The U.S. military judge presiding over the trial of Canadian terrorism suspect Omar Khadr has been fired, said Khadr's lawyer.

In a news release issued Thursday, Lt.-Cmdr. William C. Kuebler said the judge, Col. Peter Brownback, was replaced after threatening to suspend proceedings in the case earlier this month.

Brownback told prosecutors they had to provide Khadr's defence lawyers with records of his confinement at the detention camp in Guantanamo Bay, Cuba, or he would suspend the proceedings.

Kuebler, Khadr's U.S. military-appointed lawyer, said he learned Brownback had been fired in an email from the chief judge of the U.S. military commissions, Col. Ralph Kohlmann. Kuebler's news release also included an email sent Wednesday by lead prosecutor Maj. Jeff Groharing, which complained of numerous delays in trial proceedings.

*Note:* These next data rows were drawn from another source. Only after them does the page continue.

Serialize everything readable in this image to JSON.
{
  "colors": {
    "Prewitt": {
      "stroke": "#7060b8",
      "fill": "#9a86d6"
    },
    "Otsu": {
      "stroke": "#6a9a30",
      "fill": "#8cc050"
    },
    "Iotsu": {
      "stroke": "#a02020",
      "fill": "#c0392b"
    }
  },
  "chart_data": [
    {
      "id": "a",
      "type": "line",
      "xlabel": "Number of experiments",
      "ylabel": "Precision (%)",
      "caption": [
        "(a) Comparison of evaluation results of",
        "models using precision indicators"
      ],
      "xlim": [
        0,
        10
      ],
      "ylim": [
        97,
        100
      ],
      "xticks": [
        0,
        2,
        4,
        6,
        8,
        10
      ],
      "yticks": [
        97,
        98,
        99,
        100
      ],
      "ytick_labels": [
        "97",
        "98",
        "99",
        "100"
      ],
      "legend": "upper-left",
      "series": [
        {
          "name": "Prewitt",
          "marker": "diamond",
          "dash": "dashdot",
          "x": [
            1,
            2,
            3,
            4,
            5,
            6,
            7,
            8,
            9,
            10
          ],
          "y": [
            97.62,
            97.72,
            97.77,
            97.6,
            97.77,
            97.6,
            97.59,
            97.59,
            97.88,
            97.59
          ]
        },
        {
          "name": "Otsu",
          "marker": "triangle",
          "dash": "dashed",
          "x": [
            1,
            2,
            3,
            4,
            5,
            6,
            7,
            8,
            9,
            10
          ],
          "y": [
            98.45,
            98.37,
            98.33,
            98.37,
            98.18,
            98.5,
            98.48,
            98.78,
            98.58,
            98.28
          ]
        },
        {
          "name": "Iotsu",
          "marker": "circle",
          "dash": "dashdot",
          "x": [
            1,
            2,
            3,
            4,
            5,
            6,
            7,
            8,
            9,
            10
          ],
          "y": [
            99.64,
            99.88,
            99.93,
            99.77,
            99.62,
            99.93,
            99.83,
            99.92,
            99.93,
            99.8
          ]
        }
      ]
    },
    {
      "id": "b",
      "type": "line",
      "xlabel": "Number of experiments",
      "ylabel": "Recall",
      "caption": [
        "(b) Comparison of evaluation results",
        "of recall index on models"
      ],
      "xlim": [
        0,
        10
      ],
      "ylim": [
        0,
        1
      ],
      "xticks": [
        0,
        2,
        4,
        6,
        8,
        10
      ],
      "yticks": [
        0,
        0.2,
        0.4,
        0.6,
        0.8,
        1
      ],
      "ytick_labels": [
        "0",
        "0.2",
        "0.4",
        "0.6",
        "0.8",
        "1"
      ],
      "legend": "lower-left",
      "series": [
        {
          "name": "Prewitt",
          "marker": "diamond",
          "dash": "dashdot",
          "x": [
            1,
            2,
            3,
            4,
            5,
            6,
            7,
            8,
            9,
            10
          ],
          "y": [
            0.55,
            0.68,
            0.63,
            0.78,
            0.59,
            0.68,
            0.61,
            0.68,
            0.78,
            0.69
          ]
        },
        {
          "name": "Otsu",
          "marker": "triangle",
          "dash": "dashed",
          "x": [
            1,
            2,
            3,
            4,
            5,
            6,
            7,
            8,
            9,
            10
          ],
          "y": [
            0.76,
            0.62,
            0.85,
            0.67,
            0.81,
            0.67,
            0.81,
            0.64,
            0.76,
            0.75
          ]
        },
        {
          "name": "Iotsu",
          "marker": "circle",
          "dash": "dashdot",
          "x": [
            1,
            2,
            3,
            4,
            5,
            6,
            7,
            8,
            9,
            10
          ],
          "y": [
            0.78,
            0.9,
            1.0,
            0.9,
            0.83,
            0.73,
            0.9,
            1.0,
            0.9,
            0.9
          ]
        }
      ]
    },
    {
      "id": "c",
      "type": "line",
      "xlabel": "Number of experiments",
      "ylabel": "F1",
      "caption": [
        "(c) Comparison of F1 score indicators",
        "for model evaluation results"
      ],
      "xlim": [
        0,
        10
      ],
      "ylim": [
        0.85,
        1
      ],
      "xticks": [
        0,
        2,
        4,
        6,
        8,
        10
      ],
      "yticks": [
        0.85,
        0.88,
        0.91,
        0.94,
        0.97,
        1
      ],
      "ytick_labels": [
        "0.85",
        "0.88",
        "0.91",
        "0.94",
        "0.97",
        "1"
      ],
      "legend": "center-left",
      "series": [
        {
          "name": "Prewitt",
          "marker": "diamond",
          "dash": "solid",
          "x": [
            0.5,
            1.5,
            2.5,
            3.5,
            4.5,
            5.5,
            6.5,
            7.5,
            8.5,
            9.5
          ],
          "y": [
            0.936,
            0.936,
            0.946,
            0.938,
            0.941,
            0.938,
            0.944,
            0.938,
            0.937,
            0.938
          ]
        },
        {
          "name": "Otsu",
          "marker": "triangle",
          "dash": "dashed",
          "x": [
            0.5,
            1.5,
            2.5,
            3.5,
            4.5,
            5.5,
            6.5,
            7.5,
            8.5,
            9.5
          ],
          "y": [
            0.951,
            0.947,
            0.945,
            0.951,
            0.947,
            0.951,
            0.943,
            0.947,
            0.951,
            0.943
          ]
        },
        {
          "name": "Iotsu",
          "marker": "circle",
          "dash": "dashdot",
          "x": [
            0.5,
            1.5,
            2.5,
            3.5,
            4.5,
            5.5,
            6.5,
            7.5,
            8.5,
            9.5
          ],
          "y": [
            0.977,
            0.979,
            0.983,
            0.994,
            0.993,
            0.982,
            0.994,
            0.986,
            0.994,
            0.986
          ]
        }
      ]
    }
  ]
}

Kuebler told he believes the prosecution hopes the change will "speed things up."

Brownback will be replaced by Col. Patrick Parrish, said Kuebler, who said he won't have a chance to talk to Khadr until later in June.

Khadr was captured in Afghanistan in 2002 at age 15 and was taken to Guantanamo four months later.

The Toronto-born man is accused of lobbing a grenade that killed U.S. Army Sgt. 1st Class Christopher Speer during a firefight at an al-Qaeda compound in eastern Afghanistan. He faces a maximum sentence of life in prison if convicted on charges including murder, conspiracy and supporting terrorism.